Private investments drove positive returns for institutions in 2022 and especially 2021. This year, though, the opposite was true. Performance was driven by exposure to public markets, particularly to the so-called Magnificent Seven stocks, Alphabet, Amazon, Apple, Meta, Microsoft, Nvidia, and Tesla. Smaller institutions and some pension funds typically have a larger allocation to public markets compared to larger endowments, which tend to employ the private-markets-heavy Swensen Model.

Meketa consultant Laura Wirick said she noticed that public pension clients were doing well this year compared to their large Ivy League endowment peers. A lot of that had to do with pensions’ bond holdings. “In 2022 a lot of endowments and foundations tended to have less fixed income than pension funds, which was a super positive thing for them,” during a year when bonds were pummeled. But bonds bounced back in 2023, and endowments and foundations generated lower returns than pension funds and the typical 60-40 type portfolio.

According to Chen, this shows in the numbers. Between 2001 and 2020, the dispersion between the median return of small and large endowments was 130 basis points on average. For fiscal year 2023, the dispersion is 320 basis points — and that might widen when final private markets performance numbers come in.

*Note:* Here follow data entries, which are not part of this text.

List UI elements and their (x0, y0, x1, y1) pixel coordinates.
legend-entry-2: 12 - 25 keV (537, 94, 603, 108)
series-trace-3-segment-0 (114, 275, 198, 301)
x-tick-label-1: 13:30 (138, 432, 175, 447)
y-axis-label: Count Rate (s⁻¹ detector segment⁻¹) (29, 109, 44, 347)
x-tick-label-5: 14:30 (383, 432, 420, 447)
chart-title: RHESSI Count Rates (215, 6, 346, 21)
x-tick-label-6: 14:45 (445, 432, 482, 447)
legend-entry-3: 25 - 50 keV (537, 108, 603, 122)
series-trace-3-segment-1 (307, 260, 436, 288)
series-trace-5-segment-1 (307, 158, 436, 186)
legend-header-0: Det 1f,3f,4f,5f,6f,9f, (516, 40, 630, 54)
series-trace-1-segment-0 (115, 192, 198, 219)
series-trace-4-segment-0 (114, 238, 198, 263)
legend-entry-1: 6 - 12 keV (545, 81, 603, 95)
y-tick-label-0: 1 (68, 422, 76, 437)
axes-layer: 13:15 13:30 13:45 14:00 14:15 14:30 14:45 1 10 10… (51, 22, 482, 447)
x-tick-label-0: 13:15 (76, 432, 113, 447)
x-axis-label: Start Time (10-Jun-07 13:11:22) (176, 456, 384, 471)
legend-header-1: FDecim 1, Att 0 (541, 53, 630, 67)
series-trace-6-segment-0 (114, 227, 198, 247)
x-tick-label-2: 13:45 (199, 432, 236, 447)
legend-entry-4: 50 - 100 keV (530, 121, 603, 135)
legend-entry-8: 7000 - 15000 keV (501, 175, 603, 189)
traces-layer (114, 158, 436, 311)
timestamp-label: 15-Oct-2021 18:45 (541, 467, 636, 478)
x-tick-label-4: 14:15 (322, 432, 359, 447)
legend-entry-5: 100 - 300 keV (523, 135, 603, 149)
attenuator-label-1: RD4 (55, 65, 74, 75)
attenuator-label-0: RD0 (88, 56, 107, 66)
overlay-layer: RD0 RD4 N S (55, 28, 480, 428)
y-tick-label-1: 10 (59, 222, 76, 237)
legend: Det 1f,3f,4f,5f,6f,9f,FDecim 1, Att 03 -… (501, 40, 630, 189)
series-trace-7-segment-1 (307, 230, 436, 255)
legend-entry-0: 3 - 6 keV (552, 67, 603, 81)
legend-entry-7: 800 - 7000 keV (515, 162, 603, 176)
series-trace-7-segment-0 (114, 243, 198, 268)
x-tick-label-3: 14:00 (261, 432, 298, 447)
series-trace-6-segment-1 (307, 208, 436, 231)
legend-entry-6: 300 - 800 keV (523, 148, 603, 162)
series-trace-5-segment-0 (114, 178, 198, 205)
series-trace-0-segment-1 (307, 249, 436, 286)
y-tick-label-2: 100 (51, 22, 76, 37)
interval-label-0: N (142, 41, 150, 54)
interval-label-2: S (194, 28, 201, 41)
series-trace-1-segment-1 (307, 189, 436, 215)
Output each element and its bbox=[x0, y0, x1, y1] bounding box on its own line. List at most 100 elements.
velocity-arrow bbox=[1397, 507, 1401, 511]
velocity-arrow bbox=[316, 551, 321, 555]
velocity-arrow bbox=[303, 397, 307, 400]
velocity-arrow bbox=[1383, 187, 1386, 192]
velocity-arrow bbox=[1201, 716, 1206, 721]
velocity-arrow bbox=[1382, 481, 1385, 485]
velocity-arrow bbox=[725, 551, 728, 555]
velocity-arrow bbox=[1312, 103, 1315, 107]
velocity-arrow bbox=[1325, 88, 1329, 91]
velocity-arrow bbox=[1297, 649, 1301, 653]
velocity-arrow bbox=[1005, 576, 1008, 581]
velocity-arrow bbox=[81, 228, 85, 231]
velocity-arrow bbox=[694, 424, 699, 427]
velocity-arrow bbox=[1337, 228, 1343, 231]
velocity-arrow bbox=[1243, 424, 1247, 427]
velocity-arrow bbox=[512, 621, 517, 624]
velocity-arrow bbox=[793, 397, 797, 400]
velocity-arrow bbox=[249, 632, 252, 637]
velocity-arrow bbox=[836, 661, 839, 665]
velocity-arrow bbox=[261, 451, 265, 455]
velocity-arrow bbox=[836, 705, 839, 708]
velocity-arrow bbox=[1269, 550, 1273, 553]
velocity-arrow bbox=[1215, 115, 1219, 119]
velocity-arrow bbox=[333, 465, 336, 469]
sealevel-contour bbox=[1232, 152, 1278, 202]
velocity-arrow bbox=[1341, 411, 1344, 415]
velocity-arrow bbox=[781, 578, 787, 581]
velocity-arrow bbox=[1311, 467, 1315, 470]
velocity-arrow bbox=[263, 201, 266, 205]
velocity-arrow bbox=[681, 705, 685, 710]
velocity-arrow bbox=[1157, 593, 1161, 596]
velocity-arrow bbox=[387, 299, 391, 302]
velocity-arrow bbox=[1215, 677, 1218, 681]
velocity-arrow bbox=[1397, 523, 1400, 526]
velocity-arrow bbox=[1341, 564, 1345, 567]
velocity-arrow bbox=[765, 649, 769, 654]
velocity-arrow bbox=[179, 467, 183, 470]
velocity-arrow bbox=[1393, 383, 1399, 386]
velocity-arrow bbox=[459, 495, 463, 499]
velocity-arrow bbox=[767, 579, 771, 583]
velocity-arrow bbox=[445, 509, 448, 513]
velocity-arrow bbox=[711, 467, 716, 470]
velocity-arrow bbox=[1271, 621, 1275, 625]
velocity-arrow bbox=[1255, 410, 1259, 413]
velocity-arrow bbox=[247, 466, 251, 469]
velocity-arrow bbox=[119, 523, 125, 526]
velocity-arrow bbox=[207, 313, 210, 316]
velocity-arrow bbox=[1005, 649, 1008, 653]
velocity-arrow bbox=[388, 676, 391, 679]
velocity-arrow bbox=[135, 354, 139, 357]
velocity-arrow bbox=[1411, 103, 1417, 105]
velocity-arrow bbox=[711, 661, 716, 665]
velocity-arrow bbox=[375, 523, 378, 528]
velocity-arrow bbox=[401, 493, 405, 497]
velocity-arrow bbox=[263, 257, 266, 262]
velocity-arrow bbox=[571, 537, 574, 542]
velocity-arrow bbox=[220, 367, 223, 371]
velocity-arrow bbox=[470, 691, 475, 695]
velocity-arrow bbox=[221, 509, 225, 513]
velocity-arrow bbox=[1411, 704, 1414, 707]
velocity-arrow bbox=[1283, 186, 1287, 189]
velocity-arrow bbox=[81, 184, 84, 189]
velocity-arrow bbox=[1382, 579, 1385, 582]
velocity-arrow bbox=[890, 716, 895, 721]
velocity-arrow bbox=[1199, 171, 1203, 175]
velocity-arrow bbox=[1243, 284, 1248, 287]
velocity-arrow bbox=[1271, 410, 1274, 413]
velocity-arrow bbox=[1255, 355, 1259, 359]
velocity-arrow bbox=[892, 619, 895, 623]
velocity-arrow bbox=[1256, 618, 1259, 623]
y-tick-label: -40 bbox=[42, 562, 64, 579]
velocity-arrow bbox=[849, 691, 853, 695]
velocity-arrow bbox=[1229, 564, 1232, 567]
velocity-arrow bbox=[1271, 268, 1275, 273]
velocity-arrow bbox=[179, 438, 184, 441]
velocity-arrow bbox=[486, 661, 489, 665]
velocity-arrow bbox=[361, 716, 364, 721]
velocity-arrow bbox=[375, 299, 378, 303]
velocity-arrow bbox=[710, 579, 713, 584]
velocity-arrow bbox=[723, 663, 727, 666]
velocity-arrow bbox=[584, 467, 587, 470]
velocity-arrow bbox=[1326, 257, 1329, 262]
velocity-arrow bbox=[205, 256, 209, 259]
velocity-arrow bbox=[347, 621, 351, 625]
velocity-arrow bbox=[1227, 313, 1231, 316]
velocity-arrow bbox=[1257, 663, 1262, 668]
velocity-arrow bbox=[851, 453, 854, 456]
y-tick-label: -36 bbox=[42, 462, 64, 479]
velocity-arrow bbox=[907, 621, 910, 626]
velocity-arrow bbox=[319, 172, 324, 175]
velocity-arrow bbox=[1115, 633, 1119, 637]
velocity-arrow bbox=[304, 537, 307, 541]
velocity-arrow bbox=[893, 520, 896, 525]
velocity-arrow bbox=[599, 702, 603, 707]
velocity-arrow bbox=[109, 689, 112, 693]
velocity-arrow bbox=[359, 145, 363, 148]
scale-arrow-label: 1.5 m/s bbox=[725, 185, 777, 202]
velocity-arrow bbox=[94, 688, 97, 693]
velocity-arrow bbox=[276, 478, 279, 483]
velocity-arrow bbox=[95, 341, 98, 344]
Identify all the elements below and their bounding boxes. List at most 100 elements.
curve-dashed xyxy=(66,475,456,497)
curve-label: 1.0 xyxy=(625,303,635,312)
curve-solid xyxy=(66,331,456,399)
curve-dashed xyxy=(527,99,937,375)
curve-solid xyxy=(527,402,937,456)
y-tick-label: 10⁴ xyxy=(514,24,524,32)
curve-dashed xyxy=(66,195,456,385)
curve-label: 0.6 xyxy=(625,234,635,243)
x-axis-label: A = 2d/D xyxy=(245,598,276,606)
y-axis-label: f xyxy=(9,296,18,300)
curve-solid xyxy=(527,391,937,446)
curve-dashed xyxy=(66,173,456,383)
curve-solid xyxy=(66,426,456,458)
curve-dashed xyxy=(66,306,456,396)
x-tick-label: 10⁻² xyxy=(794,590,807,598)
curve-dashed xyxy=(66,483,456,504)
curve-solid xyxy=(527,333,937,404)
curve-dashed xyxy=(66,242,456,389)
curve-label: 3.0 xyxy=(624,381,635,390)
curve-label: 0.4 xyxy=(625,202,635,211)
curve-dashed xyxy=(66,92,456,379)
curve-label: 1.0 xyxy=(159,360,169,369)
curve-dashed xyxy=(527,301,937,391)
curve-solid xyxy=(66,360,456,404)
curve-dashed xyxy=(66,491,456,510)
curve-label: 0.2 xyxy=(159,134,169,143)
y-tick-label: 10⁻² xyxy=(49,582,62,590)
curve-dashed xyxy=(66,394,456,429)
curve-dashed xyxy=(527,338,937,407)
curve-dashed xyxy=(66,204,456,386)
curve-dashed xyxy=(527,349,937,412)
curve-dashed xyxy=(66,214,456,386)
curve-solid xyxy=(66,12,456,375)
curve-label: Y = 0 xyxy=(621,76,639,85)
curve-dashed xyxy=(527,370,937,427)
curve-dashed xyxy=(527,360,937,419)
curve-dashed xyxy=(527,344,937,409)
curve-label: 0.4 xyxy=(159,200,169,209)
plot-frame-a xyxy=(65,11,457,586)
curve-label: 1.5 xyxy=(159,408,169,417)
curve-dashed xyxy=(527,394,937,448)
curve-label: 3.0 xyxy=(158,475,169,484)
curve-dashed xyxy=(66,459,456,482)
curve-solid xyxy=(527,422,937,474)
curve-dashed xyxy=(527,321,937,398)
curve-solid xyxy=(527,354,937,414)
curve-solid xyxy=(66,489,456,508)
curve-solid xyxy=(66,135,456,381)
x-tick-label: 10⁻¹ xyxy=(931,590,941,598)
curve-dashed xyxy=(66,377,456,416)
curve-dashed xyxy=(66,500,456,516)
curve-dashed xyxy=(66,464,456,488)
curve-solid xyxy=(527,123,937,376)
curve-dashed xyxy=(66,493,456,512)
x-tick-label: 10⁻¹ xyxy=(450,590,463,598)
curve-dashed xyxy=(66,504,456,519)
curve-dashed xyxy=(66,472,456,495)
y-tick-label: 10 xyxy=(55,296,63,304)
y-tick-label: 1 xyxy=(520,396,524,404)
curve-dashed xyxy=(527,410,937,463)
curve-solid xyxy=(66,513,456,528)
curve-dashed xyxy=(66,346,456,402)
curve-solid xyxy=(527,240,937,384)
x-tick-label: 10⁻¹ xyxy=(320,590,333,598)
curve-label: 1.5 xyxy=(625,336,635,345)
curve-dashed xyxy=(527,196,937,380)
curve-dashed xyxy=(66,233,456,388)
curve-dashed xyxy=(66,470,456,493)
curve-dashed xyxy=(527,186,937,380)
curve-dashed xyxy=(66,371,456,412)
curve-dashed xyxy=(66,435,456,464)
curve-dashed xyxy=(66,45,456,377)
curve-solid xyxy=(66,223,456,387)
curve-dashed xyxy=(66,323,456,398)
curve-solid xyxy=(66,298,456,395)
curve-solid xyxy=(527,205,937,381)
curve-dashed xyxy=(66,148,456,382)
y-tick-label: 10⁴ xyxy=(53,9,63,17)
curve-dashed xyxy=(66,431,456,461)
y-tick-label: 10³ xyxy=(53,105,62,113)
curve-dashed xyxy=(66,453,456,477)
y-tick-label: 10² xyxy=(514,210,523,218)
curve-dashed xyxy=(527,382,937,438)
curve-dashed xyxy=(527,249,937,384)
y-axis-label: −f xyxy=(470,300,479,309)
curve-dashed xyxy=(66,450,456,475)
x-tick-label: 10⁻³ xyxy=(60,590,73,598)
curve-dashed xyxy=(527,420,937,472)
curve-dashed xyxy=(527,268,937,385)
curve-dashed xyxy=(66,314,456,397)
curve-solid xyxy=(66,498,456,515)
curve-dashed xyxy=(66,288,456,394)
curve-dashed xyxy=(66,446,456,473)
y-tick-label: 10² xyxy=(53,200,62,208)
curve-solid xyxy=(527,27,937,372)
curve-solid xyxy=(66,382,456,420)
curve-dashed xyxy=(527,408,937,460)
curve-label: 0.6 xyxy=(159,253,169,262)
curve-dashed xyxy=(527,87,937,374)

“The dispersion between big and small endowments has been wider the last three fiscal years than it was for any other historical period since the peak of the dot-com bubble in 2000,” Chen said.

Looking ahead, consultants predict that fiscal year 2024 will bring more uncertainty to allocators. According to Jay Kloepfer, executive vice president and the director of Callan’s Capital Markets Research group, the investment industry has struggled to predict how inflation and interest rates will affect the markets — and the likelihood of a recession.

“One of the interesting things in the background for our clients is [the industry’s] complete inability to capture what’s gone on in the U.S. economy,” he said. “A year ago, we were all calling for a recession.” It hasn’t come to fruition yet.

According to Chen, there will be some “hard asset allocation decisions to make” in 2024, including how much growth, cash, fixed income, and hedging to add to the portfolio. “These are not easy questions because you have to balance the growth or capital preservation element,” she said.